Dükkânın ön tarafına geçti. Bu arada, eliyle saçlarını da düzeltmeyi ihmal etmemişti. Cam kapıların ötesinde kızlar olabilirdi zira. Aslında, pek de yakışıklı sayılmazdı. 1.68 boyundaydı. Uzun saçları yüzünden, başı, vücuduna göre biraz büyükmüş hissini veriyordu. Ufak-tefek yapısının farkındaydı Gordon. Birisinin kendisini seyrettiğini sezdiğinde, hemen göğsünü şişirir, başını arkaya atar ve basit insanları çok zaman etkileyen kibirli bir tavır takınırdı.
Fakat dışarıda kimsecikler yoktu.
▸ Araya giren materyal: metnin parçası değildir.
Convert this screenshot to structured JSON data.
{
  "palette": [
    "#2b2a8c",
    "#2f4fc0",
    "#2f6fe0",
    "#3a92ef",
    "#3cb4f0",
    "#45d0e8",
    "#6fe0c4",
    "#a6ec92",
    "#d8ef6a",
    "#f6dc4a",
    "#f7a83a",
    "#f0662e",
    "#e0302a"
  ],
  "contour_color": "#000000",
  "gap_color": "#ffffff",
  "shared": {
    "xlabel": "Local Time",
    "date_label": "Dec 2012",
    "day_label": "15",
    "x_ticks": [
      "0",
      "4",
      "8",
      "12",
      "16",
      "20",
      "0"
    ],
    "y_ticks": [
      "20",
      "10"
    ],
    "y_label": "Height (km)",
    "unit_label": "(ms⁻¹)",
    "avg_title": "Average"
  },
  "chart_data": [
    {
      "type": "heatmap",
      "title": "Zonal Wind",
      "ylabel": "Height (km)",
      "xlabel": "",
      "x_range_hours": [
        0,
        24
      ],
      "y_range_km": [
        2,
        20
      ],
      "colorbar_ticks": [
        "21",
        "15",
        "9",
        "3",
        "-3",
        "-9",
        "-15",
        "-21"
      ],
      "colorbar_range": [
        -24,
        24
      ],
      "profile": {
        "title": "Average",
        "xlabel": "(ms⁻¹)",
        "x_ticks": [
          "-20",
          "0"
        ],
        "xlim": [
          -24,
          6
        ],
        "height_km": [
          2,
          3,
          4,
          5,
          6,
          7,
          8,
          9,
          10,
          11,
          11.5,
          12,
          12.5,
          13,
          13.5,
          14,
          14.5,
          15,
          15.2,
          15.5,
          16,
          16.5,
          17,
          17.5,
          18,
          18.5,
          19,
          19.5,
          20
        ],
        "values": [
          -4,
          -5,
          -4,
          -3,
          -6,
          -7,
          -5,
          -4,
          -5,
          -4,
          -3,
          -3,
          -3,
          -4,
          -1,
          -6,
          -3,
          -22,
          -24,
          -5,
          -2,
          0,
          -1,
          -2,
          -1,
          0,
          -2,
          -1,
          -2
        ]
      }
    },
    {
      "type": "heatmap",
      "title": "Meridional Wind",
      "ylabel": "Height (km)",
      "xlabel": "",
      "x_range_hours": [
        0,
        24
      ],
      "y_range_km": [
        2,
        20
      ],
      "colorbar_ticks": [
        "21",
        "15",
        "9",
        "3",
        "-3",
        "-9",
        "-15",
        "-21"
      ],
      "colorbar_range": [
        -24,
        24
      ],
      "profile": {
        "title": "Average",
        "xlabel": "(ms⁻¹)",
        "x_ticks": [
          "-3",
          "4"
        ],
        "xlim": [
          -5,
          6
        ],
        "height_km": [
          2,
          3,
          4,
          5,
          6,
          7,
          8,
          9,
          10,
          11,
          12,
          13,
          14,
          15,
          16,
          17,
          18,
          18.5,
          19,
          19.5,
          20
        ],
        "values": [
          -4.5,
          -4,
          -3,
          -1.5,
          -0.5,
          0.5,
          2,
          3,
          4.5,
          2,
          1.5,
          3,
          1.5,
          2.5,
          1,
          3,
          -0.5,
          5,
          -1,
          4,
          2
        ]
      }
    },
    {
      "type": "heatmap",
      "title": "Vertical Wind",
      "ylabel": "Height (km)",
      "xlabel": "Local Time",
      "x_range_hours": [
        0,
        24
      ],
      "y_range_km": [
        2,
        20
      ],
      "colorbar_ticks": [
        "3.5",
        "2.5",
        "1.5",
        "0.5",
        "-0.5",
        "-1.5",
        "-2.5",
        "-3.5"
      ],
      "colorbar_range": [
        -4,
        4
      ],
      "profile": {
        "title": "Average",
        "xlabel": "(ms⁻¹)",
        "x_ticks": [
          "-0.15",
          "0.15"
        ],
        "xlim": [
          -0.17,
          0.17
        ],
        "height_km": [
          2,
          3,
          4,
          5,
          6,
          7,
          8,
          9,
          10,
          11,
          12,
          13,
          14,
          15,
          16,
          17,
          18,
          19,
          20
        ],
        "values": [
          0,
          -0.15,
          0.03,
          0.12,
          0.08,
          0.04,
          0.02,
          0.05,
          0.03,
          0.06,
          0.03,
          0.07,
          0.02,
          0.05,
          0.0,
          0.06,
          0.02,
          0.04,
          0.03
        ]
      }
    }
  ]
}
Bu kısım, mağazanın en güzel, en iyi düzenlenmiş yeriydi. Camekândakiler hariç, iki bin kadar kitap vardı burada.
Gordon, bakışlarını caddeye çevirdi. Hava kötüydü, rüzgâr gittikçe artmaktaydı. Kasımın on üçüydü bugün. Kitabevi, dört caddenin kesiştiği bir köşebaşındaydı. Solda, dükkânın içinden görülebilen, büyük bir karaağaç vardı. Yaprakları çoktan dökülmüştü. Sayısız ince dalları, gökyüzünün grisinde, kahverengi danteller çiziyordu. Tam karşıdaki tahta-perdelerin üzerinde ise, kuvvet verici yiyecek ve ilâçların ilânları yer almaktaydı: Reklâmcılığın yarattığı boş, mânâsız, iyimserlik dolu suratlar... Q.T. Sos’u, Truweet Kahvaltı gevrekleri, Kanguru Burgundy, Vitamalt Çikolataları, Bovex... Bunların içinde en çok Bovex’in reklâmı sinirine dokunmaktaydı: Gözlüklü, fare - suratlı bir adam, bir masada oturmuş, beyaz bir fincandan Bovex yudumlamaktaydı. «Köşedeki masa, yemeğini Bovex ile çeşnilendiriyor» diye yazılıydı resmin altında da.
Birden camdaki kendi hayâline gözü takıldı Gordon’un: Daha otuz yaşında bile olmamasına rağmen, oldukça yıpranmış bir yüz.. Solgun, derin çizgilerle dolu., insanların makbul saydıkları geniş bir alın; buna karşılık yüze, oval değil de, armut biçimi veren küçük, sivri bir çene.. Kumral, iyi taranmamış saçlar; elâ gözler... Yeniden uzaklara baktı. Bugünlerde aynalardan nefret ediyordu.
Dışarıda, artık herşey rüzgârın hâkimiyetine girmişti. Yerlerdeki kuru yapraklar hışırdıyor, karaağacın dalları batıya doğru eğiliyordu. Sağ taraftaki yan sokakta, kaldırım boyunca uzanan çıplak kavak ağaçlarının da belini bükmekteydi rüzgâr. Bu hava, kışın ilk habercisiydi.